Hi Matthew, thanks. I don’t quite follow you. Can you please elaborate? Nexus (container) is running inside POD within dedicated namespace. Resources allocation are as per recommendation and nexus ‘server’ restarts on its own every time scheduled clean up task (snapshots) is executed. So, trying to isolate what leads to that restart (not the POD/container that gets restarted/killed rather the nexus/java inside the container). Thanks

dsawa · December 9, 2020, 4:14pm

Can you monitor phys and JVM memory usage of that container to rule out k8s killing your pod? It is possible that your use case requires higher values than those recommended by us.

peppe1977 · December 9, 2020, 4:30pm

Hi David, if the POD was killed due to OOM then we would have seen that in pod describe and that’s not the case here. If the Java/nexus process that seems to get killed/restarted. Can it be that clean up tasks leads to fairly high heap consumption (and perhaps default allocated heap isn’t enough)?
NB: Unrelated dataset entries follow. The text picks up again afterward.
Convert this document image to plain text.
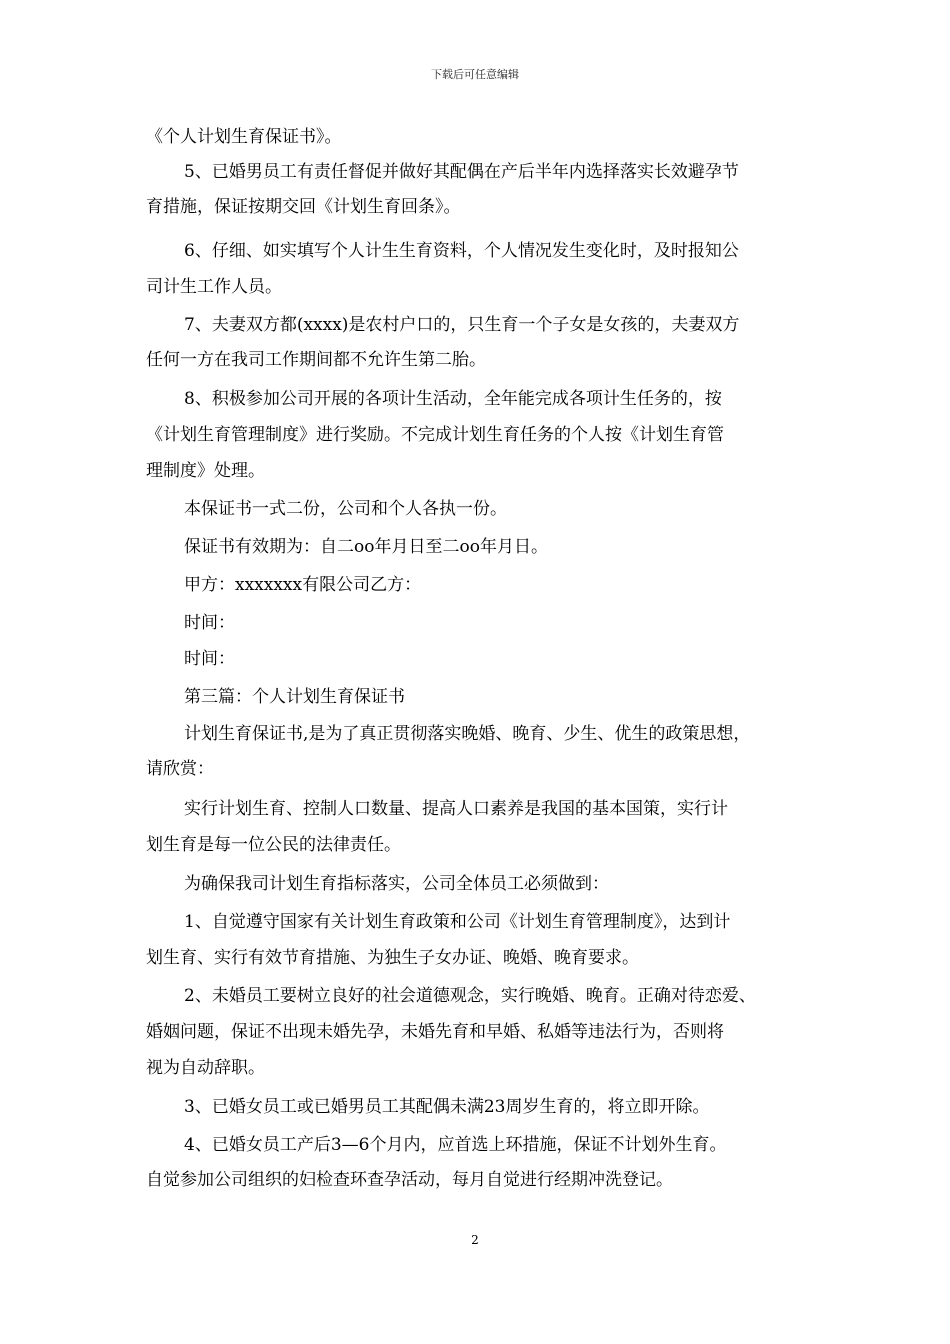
下载后可任意编辑
《个人计划生育保证书》。
5、已婚男员工有责任督促并做好其配偶在产后半年内选择落实长效避孕节
育措施，保证按期交回《计划生育回条》。
6、仔细、如实填写个人计生生育资料，个人情况发生变化时，及时报知公
司计生工作人员。
7、夫妻双方都(xxxx)是农村户口的，只生育一个子女是女孩的，夫妻双方
任何一方在我司工作期间都不允许生第二胎。
8、积极参加公司开展的各项计生活动，全年能完成各项计生任务的，按
《计划生育管理制度》进行奖励。不完成计划生育任务的个人按《计划生育管
理制度》处理。
本保证书一式二份，公司和个人各执一份。
保证书有效期为：自二oo年月日至二oo年月日。
甲方：xxxxxxx有限公司乙方：
时间：
时间：
第三篇：个人计划生育保证书
计划生育保证书,是为了真正贯彻落实晚婚、晚育、少生、优生的政策思想，
请欣赏：
实行计划生育、控制人口数量、提高人口素养是我国的基本国策，实行计
划生育是每一位公民的法律责任。
为确保我司计划生育指标落实，公司全体员工必须做到：
1、自觉遵守国家有关计划生育政策和公司《计划生育管理制度》，达到计
划生育、实行有效节育措施、为独生子女办证、晚婚、晚育要求。
2、未婚员工要树立良好的社会道德观念，实行晚婚、晚育。正确对待恋爱、
婚姻问题，保证不出现未婚先孕，未婚先育和早婚、私婚等违法行为，否则将
视为自动辞职。
3、已婚女员工或已婚男员工其配偶未满23周岁生育的，将立即开除。
4、已婚女员工产后3—6个月内，应首选上环措施，保证不计划外生育。
自觉参加公司组织的妇检查环查孕活动，每月自觉进行经期冲洗登记。
2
Your thoughts? Thanks

peppe1977 · December 9, 2020, 4:39pm

Based on sonartype-nexus/helm charts documentation at github - this is the default (I will double check)

[{install4jAddVmParams: -Xms1200M -Xmx1200M -XX:MaxDirectMemorySize=2G -XX:+UnlockExperimentalVMOptions -XX:+UseCGroupMemoryLimitForHeap}]

Perhaps will monitor mem consumption, as you suggested, during clean up task and heap isn’t enough then can do helm update to pass above though higher values…

dsawa · December 10, 2020, 9:14am

The log you posted suggests to me that it was an external event that caused your NXRM to restart - that’s why I’m asking you to monitor your memory usage, especially since you’re running in k8s.

I’m afraid the config you’ve posted is out of date, please check our current guidance at System Requirements. Remember that this is more of a guide as the actual requirements depend on your usage pattern.

peppe1977 · December 10, 2020, 12:14pm

Indeed, it was the heap have just adjusted that, based on your guidelines (thanks for the link), and was able to successfully execute clean up task - no problem this time. Thanks for the help. Appreciated

dsawa · December 10, 2020, 2:38pm

I’m glad to hear you solved it. Cheers!